Andy Stott è un produttore che non puoi confondere con nessun altro. Ha diversi volti, ma che si tratti del suo lato più contemplativo o di quello più danzereccio, ha sempre tirato fuori dei grandi album, creando uno stile inconfondibile. E, soprattutto, è riuscito a non rimanere intrappolato nel vicolo cieco del genere o nella monotonia.

I suoi album sono diversi l’uno dall’altro, ma mantengono uniformità e coerenza come se facessero parte di un’unica realtà e danno l’impressione che con la sua musica sia in grado di spostarsi di qua e di là senza particolari sforzi e senza stufare. Questo è il suo territorio e nessuno meglio di lui ci si saprebbe muovere. Eppure, dopo un decennio esistono ancora tantissimi angoli inesplorati ed è in questo contesto e nella ricerca delle zone nascoste di questa sua realtà che arriva Never The Right Time, il nuovo album di Andy Stott.

In Never the Right Time si sentono immediatamente dinamiche nuove che si intrecciano con un superficiale ritorno al passato, ma questa nostalgia è più apparente che reale. Le atmosfere che avvolgono il disco sono sicuramente più vicine a Faith in Strangers e Luxury Problems (vedi, l’assonanza tra Faith In Strangers e The Beginning – che sembrano una l’evoluzione dell’altra), tuttavia, i tratti di novità superano quelli consuetudinari.

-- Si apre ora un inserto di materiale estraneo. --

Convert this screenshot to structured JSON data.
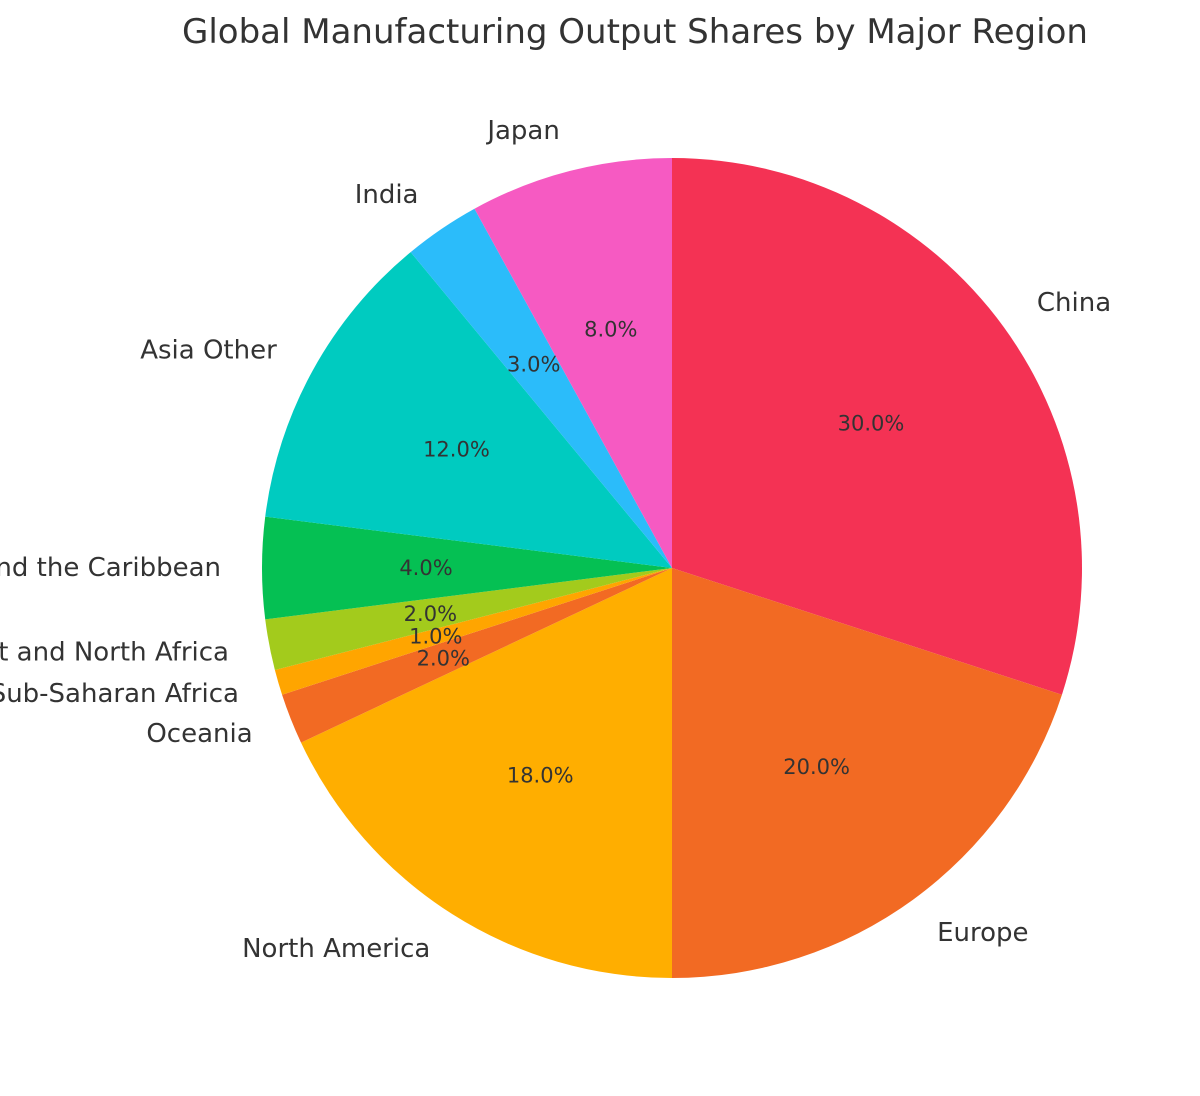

Un ruolo decisivo in questa sintonia tra quei dischi là e questo, lo svolge la voce familiare di Alison Skidmore che con Andy Stott lavora ad intermittenza dai tempi di Luxury Problems e che si era presa una mezza pausa, anche perché con quella roba dell’oltretomba, frammentata e a bassissimi bpm che abbiamo sentito in It Should Be Us non c’entrava nulla. E invece in questo nuovo lavoro c’entra un casino: il suo è il tocco umano in mezzo ai sequencer. La sua presenza, in cinque tracce delle nove totali, fluttua nel grigiume tipico di Stott e si abbina perfettamente ai toni ed alle scelte più mentali del disco. Il livello di produzione è infatti perfetto per far risaltare la profondità emotiva della parte vocale e della chimica che c’è tra i due.

E ancora più che nel passato, la profondità della voce di Alison si muove in ogni direzione con echi e riverberi, riuscendo a raggiungere tutte le dimensioni, anche quelle più oniriche e surreali del disco, come Away Not Gone o Hard To Tell che arriva quasi a toccare i Cocteau Twins di Treasure. Questa dimensione sogno-realtà dai contorni sfumati raggiunge l’apice, poi, in passaggi del disco come Dove Stone che sembra uscito dalla testa di Angelo Badalamenti nella OST di Twin Peaks, mentre risuona Laura Palmer’s Theme, anche se il contesto è ancora più marcio.

In mezzo alla roba sofisticata ci sono anche un paio di missili in stile stottiano, tra incubi e bassi giganti (ma non così giganti) che quando arrivano fanno casino, ma neanche troppo: quelli come Answers col cassone hardcore distortissimo e destrutturato come in Arca o quelli come Repetitive Strain, inizialmente senza ritmo, ma poi gli hi-hat iniziano a saltare ovunque e parte il treno. Tuttavia, la parte più spinta del disco è forse quella più debole, specie se paragonata alle mine di un tempo tipo New Romantic, Violence o Hatch The Plan.

Con il suo nuovo album Andy Stott mostra un altro dei suoi mille volti, meno carico di potenza, ma molto più ricco di emotività e profondità. Never The Right Time è un disco che non aggiunge granché alla sua discografia, piuttosto, alla sua audacia e alla sua voglia di spingersi oltre i confini del mondo che si è creato. Un mondo ambiguo in cui le ballerine non ballano e chi si tuffa è fermo: dalla finestra di casa sembra immobile, ma osservandolo da vicino è un’onda pronta a travolgere tutto.